So, I spent some time today trying to capture this idea I had – canyon shadows. You know, that deep, cool feeling you get when looking down into a big canyon, how the light just hits the tops and the rest is in this soft, dark blue shade. It sounds simple, but actually getting it down? That was the challenge I set for myself.

Getting Started
First thing, I fired up my usual drawing tablet and software. Didn’t really use a specific photo, more just the memory and feeling of it. I started by roughing out some big canyon wall shapes. Just basic lines to get the structure down. Then, I picked a light source direction, imagining the sun high up, maybe late afternoon.
Next, I started blocking in the main areas. Big patches of light orange and warm brown for the bits hit by the sun. And then the shadows… ah, the shadows. I initially went with some deep blues and purples. Just slapped them down where the light wouldn’t reach.
Where it Got Tough
Man, it looked flat. Seriously flat. The shadows just sat there, like dark cutouts. They didn’t feel deep or cool at all. They didn’t have that soft edge you sometimes see, nor the really sharp edge you get other times. It just looked… wrong. The colors felt kinda muddy too, where the light met the shadow.
I fiddled around for ages. Tried things like:
- Using different brushes – softer ones, textured ones.
- Layering the colors – putting down a dark base, then adding lighter blues on top, trying to get that “sky reflection” vibe in the shadow.
- Messing with the color saturation. Making the shadows less intense, maybe?
- Adding a bit of atmospheric haze, trying to make the distant parts look further away.
It was frustrating, honestly. You have this picture in your head, and getting it out onto the screen is a whole different game.

Trying Again
After getting nowhere, I took a break, then decided to simplify. I reduced the detail in the rock walls. Focused purely on the big shapes of light and shadow. This time, I paid way more attention to the edges between light and dark. I made some sharper, some softer. I also tried to be more deliberate with the color choices. Less mixing, cleaner blues, maybe a hint of reflected orange from the lit walls deep in the shadow.
It started to feel a bit better. Not perfect, not by a long shot, but closer.
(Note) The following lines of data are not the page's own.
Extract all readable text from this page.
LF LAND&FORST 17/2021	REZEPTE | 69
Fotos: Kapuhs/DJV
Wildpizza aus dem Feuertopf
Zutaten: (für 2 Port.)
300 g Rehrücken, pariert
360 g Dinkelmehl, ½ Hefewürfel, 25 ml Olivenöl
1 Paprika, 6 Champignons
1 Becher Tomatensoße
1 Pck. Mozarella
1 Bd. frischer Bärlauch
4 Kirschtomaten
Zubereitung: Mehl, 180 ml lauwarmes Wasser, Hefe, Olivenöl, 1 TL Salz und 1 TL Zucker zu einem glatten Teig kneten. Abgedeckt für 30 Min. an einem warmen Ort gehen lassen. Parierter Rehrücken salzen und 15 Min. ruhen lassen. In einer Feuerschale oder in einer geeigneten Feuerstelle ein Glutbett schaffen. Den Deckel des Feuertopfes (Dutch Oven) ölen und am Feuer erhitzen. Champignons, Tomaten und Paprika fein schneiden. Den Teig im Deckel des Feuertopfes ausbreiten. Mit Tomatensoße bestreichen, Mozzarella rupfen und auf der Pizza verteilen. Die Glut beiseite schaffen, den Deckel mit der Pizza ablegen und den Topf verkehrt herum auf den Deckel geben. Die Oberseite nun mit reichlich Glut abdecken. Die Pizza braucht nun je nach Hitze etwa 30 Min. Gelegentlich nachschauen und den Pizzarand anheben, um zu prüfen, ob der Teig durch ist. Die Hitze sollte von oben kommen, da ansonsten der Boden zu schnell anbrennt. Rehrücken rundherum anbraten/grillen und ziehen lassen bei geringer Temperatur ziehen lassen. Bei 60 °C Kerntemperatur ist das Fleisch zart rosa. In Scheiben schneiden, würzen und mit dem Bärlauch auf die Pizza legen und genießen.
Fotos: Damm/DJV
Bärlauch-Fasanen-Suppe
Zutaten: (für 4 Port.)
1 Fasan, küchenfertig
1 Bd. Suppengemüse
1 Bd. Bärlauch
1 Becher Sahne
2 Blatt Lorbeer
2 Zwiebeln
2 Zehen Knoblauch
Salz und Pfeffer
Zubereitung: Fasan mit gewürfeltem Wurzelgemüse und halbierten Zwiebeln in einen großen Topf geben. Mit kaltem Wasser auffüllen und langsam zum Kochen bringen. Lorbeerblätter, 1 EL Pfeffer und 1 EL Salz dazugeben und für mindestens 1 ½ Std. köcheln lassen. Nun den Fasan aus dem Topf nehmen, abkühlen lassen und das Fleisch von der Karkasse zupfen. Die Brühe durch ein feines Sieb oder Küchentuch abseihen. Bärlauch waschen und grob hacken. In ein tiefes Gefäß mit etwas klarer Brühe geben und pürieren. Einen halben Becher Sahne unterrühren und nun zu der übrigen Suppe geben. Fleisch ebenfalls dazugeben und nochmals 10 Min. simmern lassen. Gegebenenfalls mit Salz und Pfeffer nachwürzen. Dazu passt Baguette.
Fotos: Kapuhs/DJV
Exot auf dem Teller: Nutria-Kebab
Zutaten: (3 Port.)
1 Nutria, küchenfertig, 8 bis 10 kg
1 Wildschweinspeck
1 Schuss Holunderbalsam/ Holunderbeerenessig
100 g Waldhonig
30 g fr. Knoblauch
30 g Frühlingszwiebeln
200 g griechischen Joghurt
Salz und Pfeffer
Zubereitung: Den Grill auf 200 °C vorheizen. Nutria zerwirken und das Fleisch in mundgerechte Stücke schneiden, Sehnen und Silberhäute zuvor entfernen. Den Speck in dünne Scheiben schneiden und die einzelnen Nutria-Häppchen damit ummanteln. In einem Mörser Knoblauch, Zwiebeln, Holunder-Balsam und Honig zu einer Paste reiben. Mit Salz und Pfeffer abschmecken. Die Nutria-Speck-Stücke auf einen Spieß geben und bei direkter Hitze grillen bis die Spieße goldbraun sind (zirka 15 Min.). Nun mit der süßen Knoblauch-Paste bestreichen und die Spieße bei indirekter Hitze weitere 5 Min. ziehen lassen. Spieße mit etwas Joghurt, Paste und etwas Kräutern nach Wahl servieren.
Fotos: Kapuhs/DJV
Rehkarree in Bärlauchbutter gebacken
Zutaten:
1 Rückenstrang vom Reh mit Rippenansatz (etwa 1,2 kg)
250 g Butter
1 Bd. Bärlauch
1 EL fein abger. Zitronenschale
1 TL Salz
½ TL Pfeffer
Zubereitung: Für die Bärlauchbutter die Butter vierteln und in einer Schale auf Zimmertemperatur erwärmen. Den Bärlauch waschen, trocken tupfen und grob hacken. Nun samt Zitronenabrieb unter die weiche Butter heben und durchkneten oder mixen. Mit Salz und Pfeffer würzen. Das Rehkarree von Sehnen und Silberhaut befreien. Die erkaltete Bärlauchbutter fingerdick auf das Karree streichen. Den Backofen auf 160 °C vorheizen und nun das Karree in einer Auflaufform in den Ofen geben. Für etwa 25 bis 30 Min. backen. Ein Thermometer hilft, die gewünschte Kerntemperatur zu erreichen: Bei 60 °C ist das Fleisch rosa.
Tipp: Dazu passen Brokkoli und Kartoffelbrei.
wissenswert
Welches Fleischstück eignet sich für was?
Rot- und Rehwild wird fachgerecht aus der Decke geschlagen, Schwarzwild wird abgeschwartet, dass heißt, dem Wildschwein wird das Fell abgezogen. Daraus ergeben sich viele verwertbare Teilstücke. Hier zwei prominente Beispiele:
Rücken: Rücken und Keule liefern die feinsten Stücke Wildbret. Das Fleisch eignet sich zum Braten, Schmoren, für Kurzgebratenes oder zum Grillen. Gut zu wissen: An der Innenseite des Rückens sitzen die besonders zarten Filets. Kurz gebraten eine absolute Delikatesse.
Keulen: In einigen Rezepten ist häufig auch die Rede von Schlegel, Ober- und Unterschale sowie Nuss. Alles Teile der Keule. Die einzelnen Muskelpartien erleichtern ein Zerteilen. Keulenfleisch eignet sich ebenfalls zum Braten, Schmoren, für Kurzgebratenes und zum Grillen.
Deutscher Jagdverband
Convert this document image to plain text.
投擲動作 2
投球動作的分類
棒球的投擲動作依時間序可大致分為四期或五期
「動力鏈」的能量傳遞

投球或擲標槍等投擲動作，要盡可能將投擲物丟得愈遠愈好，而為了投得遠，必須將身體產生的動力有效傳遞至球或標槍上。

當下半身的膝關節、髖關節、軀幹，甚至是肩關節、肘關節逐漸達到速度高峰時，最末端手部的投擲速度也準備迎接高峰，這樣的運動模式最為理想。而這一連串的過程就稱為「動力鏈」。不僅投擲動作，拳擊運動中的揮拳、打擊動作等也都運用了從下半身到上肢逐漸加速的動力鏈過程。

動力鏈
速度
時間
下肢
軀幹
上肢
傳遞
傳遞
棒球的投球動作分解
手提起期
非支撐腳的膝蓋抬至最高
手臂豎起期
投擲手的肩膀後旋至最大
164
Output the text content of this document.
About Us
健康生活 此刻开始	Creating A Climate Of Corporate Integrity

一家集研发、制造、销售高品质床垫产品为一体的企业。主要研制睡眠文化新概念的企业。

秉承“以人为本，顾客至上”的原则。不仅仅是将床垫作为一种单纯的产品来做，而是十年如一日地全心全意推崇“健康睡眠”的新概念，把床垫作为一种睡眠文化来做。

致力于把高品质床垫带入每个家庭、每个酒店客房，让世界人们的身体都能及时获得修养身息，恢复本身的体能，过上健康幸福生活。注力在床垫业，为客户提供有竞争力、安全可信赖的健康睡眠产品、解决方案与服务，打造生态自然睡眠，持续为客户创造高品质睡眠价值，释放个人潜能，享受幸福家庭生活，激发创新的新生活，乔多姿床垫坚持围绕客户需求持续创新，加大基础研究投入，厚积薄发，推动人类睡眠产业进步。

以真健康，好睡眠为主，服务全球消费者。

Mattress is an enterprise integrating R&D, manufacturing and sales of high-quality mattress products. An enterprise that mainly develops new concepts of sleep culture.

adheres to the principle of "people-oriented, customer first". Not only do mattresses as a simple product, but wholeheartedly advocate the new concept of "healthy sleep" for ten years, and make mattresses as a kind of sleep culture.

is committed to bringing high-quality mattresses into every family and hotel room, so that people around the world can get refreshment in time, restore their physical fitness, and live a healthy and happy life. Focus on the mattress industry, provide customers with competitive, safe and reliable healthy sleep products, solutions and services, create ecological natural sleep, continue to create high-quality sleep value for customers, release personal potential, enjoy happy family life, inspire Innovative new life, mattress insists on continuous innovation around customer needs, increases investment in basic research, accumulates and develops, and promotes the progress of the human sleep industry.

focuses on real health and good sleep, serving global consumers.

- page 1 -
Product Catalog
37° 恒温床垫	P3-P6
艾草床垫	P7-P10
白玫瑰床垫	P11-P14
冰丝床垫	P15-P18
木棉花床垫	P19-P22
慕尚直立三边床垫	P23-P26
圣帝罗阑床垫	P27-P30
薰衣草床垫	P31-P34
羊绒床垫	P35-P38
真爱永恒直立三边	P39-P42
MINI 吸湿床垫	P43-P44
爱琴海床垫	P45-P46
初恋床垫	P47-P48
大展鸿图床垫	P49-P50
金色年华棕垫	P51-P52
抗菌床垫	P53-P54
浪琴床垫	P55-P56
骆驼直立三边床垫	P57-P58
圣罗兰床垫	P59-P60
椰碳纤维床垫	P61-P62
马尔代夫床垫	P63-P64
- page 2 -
It had a little more depth. The shadows felt a bit more like actual shadows in a huge space, less like painted blobs.
So yeah, that was my practice for today. Still got a ways to go with capturing those canyon shadows properly, but I feel like I learned something about simplifying and focusing on the light/shadow edges. It’s always a process, right? You try, you mess up, you figure something out, you try again.